I had similar thoughts as a kid, actually, GHB (really, really simple, just addition of stoichiometric quantity of NaOH to gamma-butyrolactone and heating together for a bit then evaporating) as an alcohol substitute was one of my very first bioactive type experiments.) Alright, it did end up on the ceiling (and everywhere else in the kitchen) once, but still...
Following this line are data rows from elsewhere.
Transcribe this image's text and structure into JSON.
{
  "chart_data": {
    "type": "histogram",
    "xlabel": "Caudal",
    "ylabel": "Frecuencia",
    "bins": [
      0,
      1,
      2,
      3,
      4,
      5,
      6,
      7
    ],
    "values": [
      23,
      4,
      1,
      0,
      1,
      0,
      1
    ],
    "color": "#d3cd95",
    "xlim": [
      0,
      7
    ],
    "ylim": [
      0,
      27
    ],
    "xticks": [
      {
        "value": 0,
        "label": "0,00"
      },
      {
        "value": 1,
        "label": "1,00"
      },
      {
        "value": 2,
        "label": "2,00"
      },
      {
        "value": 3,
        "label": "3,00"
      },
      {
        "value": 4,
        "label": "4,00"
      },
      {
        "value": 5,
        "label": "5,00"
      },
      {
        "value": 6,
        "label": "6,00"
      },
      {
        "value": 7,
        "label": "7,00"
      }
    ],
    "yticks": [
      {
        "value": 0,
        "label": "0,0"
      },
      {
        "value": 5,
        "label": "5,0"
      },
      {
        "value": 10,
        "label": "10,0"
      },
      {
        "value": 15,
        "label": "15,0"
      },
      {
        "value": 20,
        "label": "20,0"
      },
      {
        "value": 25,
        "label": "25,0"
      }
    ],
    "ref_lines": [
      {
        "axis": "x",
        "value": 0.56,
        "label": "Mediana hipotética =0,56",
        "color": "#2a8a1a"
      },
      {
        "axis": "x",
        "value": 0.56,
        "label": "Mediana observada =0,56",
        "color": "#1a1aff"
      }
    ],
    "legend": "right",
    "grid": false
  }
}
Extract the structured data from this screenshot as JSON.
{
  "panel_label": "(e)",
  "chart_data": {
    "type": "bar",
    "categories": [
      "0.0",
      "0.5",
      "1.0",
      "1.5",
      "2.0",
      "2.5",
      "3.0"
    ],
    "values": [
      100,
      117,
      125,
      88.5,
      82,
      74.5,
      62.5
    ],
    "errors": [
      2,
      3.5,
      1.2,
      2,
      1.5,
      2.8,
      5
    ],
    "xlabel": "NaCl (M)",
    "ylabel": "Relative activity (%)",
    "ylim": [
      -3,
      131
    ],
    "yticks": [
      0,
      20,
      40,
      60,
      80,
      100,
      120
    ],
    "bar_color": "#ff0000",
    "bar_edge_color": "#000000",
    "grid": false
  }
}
(god only knows how I kept THAT one under wraps, the time it literally hit the ceiling, after a boilover caused the reaction to flash boil off a lower BP solvent I was  experimenting with in order to shorten the production time per kg, as it leaves behind a lot of H2O that needs evaporating off, tried running it in IIRC, THF,  only to forget, as a rank beginner at the time, to account for the exotherm on adding the caustic. Whole thing took off like a bloody rocket, painting the kitchen with GBL, which stinks something foul, like burning rubber car tyres.  Spent most of the night mopping it up off the floor, walls, kitchen fittings, the ones it hadn't eaten,  ceiling, and venting the stink hoping the folks wouldn't realize :autism:

Still managed  to recover a fair bit though, not the full kg, but a fair sized bag full, after recrystallizing it.